I'm still trying to wrap my head around the fact there's basically a one-way data-flow. And I'm so used to manipulating the DOM directly.
What I want to do, is add the .active class to the tab clicked, and make sure it gets removed from the inactive ones.
I know the CSS trick where you can use a data- attribute and apply different styling to the attribute that is true or false.
The backbone router already has already gotten the variable uid and calls the right page. I'm just not sure how to best toggle the classes between tabs, because only one can be active at the same time.
Now I could keep some record of which tab is and was selected, and toggle them etc. But React.js already has this record-keeping functionality.
The #handleClick you see, I don't even want to use, because the router should tell the tab-component which one to give the className: '.active' And I want to avoid jQuery, because React.js doesn't need direct DOM manipulation.
I've tried some things with #state but I know for sure there is a really elegant way to achieve this fairly simple, I think I watched some presentation or video of someone doing it.
I'm really have to get used to and change my mindset towards thinking React-ively.
Just looking for a best practice way, I could solve it in a really ugly and bulky way, but I like React.js because it's so simple.
Push the state as high up the component hierarchy as possible and work on the immutable props at all levels below. It seems to make sense to store the active tab in your tab-component and to generate the menu items off data (this.props in this case) to reduce code duplication:
Working JSFiddle of the below example + a Backbone Router: http://jsfiddle.net/ssorallen/4G46g/
var TabComponent = React.createClass({
getDefaultProps: function() {
return {
menuItems: [
{uid: 'home'},
{uid: 'about'},
{uid: 'contact'}
]
};
},
getInitialState: function() {
return {
activeMenuItemUid: 'home'
};
},
setActiveMenuItem: function(uid) {
this.setState({activeMenuItemUid: uid});
},
render: function() {
var menuItems = this.props.menuItems.map(function(menuItem) {
return (
MenuItem({
active: (this.state.activeMenuItemUid === menuItem.uid),
key: menuItem.uid,
onSelect: this.setActiveMenuItem,
uid: menuItem.uid
})
);
}.bind(this));
return (
React.DOM.ul({className: 'nav navbar-nav'}, menuItems)
);
}
});
The MenuItem could do very little aside from append a class name and expose a click event:
var MenuItem = React.createClass({
handleClick: function(event) {
event.preventDefault();
this.props.onSelect(this.props.uid);
},
render: function() {
var className = this.props.active ? 'active' : null;
return (
React.DOM.li({className: className},
React.DOM.a({href: "#" + this.props.uid, onClick: this.handleClick})
)
);
}
});
You can try react-router-active-componet - if you working with boostrap navbars.
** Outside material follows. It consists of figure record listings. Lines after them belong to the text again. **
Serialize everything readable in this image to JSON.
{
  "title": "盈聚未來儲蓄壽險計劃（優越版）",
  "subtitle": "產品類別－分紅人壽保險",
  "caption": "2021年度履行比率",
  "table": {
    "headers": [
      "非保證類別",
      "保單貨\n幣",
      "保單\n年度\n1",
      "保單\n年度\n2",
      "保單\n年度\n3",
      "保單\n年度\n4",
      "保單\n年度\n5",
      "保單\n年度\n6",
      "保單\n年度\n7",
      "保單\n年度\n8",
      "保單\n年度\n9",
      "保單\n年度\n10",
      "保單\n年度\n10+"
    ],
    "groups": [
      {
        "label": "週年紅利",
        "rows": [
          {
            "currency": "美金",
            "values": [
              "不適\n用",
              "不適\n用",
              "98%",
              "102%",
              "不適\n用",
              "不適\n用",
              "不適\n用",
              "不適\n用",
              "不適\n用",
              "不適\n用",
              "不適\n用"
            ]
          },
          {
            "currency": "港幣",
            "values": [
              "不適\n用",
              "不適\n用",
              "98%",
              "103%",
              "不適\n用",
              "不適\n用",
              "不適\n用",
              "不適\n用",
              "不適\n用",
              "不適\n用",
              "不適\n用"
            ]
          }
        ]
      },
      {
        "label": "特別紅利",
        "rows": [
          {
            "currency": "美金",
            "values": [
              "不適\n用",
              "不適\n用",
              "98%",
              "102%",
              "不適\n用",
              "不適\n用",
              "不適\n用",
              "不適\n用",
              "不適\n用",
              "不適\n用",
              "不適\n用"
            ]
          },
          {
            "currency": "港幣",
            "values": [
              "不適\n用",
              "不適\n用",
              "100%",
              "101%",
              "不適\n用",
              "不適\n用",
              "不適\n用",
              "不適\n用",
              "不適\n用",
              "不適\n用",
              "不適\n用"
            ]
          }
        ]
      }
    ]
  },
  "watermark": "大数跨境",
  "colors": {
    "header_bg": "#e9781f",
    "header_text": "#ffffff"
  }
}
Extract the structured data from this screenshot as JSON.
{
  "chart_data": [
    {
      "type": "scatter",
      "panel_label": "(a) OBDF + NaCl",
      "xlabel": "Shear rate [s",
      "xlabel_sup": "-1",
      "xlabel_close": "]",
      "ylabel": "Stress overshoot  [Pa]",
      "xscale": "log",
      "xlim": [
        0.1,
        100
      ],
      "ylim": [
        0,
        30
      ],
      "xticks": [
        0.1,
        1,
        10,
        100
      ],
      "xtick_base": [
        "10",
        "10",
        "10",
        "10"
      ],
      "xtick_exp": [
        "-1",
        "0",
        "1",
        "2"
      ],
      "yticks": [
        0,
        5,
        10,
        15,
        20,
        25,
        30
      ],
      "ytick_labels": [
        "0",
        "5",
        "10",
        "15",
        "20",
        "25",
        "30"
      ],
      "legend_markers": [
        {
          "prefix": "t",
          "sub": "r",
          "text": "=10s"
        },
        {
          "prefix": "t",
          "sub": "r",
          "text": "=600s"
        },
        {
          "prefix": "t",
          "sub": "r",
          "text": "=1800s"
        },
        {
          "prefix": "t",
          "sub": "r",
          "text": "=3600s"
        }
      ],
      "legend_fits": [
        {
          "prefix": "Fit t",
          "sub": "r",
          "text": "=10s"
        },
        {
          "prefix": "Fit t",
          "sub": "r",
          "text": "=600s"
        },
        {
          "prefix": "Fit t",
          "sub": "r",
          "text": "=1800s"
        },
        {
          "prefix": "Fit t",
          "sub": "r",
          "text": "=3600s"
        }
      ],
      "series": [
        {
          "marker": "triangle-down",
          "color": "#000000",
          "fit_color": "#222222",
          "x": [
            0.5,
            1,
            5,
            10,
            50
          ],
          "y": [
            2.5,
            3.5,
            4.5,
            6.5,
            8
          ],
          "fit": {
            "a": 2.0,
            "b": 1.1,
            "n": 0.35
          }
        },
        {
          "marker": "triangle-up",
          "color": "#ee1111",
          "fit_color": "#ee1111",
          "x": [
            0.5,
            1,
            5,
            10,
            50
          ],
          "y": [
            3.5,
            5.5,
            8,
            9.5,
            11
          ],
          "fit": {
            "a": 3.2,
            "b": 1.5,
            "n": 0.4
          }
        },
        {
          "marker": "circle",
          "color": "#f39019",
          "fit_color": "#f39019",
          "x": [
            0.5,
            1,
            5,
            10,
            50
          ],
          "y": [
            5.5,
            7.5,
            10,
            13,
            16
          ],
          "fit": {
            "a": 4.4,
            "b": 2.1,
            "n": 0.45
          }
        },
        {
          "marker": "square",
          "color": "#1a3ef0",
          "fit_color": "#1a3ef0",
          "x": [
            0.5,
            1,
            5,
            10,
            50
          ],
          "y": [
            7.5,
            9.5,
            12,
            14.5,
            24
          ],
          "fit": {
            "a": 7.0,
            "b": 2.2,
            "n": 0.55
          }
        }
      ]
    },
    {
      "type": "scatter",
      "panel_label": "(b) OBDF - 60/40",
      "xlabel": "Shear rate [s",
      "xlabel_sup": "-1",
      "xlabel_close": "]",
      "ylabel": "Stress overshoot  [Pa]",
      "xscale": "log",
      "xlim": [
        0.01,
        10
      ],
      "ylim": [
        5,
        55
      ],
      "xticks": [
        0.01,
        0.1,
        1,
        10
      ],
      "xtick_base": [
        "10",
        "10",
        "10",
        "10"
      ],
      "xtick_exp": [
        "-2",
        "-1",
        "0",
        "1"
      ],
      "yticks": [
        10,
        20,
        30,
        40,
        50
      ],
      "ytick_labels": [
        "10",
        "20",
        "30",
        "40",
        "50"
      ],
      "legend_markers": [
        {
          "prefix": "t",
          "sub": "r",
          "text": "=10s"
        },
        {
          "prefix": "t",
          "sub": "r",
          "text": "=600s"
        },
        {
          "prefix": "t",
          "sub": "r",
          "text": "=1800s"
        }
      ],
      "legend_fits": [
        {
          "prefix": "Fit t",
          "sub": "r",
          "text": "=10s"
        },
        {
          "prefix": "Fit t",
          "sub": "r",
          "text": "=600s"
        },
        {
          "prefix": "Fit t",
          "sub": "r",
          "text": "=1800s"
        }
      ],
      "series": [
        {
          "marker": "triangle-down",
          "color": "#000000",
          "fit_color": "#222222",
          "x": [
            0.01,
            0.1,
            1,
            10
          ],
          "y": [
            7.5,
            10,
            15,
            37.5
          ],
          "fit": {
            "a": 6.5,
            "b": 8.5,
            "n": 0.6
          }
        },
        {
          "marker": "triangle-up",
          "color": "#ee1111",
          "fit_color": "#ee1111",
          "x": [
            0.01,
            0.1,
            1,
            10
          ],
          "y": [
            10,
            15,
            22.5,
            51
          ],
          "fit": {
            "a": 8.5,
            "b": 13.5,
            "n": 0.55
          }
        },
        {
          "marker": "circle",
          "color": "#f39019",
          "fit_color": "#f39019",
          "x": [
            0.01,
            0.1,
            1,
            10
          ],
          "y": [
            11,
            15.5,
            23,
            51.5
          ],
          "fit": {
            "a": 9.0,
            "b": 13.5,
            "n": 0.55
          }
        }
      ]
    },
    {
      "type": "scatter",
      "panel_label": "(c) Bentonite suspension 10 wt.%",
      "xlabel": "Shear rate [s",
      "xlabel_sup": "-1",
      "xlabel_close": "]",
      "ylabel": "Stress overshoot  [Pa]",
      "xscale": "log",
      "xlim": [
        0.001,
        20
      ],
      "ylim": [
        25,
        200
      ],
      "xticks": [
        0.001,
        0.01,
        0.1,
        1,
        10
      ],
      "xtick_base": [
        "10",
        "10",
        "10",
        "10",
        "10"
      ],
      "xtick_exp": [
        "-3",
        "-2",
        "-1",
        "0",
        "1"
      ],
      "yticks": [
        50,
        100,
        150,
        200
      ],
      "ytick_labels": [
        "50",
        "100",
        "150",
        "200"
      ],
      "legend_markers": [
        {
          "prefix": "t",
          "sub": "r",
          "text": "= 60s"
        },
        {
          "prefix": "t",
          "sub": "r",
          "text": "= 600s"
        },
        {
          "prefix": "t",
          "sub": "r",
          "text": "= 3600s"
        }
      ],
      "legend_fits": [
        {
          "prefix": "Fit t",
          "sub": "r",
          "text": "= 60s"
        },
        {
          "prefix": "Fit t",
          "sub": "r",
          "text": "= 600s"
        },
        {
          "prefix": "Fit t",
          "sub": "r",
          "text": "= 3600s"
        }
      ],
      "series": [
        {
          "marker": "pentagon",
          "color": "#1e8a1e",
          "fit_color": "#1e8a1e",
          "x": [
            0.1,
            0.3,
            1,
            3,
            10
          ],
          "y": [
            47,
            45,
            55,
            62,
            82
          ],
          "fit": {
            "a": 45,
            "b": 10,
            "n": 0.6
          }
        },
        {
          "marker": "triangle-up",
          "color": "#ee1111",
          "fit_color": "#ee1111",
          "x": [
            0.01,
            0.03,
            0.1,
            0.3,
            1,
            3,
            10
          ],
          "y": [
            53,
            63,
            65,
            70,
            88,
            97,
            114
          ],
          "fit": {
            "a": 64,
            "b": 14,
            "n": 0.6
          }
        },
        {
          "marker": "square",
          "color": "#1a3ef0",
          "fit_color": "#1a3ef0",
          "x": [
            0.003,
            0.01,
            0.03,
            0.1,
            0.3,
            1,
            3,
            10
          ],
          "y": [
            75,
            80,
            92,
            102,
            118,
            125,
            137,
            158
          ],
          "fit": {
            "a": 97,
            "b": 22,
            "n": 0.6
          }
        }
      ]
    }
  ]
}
You could try to push the menu item click handler up to it's parent component. In fact I am trying to do something similar to what you are doing.. I have a top level menubar component that I want to use a menubar model to render the menu bar and items. Other components can contribute to the top level menubar by adding to the menubar model... simply adding the top level menu, the submenuitem, and click handler (which is in the component adding the menu). The top level component would then render the menubar UI and when anything is clicked, it would use the "callback" component click handler to call to. By using a menu model, I can add things like css styles for actice/mouseover/inactive, etc, as well as icons and such. The top level menubar component can then decide how to render the items, including mouse overs, clicks, etc. At least I think it can.. still working on it as I am new to ReactJS myself.